Escape from the nucleus: The role of cytoplasmic protein methylation

Protein complexes in a muscle cell. Image provided by RUB. © Prof. Wolfgang A. Linke

Alexander Tarakhovsky and colleagues from The Rockefeller University along with colleagues from Ruhr-University Bochum (Germany) have shown that protein methylation in the cytoplasm promotes protein complex formation.

While we are all familiar with the role of methyltransferase in DNA and protein modification in the nucleus, (think epigenetics with regards to DNA), this is the first time that methylation in the cytoplasm has been shown to promote protein complex formation.

The researchers first identified an enzyme which is mainly present in the cytoplasm and which methylates the amino acid lysine (Smyd2). Then they searched for interaction partners of the enzyme Smyd2
and found the heat shock protein Hsp90. The scientists went on to show that Smyd2 and methylated Hsp90 form a complex with the muscle protein titin.

According to the authors, “Titin is the largest protein in the human body and known primarily for its role as an elastic spring in muscle cells. Precisely this elastic region of titin is protected by the association with methylated Hsp90.”

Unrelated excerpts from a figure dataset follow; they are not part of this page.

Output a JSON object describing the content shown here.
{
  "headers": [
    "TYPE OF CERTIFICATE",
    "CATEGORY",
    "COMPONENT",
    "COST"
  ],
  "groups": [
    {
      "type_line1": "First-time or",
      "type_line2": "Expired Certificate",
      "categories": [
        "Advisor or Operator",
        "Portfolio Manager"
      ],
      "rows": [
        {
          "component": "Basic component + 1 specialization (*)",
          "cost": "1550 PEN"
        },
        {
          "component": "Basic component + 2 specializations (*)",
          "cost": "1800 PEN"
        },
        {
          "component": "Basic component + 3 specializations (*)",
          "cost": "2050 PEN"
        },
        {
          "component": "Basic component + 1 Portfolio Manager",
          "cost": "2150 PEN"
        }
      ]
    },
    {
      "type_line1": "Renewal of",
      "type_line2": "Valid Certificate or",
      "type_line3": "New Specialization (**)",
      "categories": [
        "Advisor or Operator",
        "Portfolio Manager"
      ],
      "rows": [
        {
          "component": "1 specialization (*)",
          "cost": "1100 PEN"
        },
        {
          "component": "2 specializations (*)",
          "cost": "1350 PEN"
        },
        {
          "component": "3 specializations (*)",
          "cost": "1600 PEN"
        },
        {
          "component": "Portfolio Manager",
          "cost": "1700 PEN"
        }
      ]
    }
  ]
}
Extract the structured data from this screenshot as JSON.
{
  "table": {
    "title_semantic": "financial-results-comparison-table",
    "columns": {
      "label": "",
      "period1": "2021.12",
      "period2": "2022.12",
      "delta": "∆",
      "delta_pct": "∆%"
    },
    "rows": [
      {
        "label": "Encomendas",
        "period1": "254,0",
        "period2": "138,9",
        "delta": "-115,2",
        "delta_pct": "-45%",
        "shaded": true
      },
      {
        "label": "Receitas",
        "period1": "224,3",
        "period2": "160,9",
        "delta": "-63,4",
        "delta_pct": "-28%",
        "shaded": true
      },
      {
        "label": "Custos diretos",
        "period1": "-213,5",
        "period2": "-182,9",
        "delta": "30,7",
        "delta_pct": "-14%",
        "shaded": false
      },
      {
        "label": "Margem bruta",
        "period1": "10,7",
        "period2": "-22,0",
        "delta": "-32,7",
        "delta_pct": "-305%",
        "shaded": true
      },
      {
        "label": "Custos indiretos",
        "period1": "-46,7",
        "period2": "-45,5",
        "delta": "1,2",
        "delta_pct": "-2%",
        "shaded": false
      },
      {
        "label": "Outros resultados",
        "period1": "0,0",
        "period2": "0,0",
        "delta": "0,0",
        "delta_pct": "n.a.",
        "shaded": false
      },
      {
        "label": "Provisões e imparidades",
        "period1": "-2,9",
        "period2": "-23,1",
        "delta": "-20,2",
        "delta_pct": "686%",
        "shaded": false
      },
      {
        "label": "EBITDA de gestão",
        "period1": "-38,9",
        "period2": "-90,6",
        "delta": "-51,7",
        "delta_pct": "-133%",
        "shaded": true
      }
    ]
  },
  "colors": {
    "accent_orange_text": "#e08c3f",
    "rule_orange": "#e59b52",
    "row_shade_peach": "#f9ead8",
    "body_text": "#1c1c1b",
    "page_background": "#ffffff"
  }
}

In skeletal muscle cells of the zebrafish, the team explored what happens when the protection by the methylated heat shock protein is repressed. By genetic manipulation they altered the organism in such a way that it no longer produced the enzyme Smyd2, which blocked the methylation of Hsp90. Without methylated Hsp90, the elastic titin region was unstable and muscle function strongly impaired; the regular muscle structure was partially disrupted.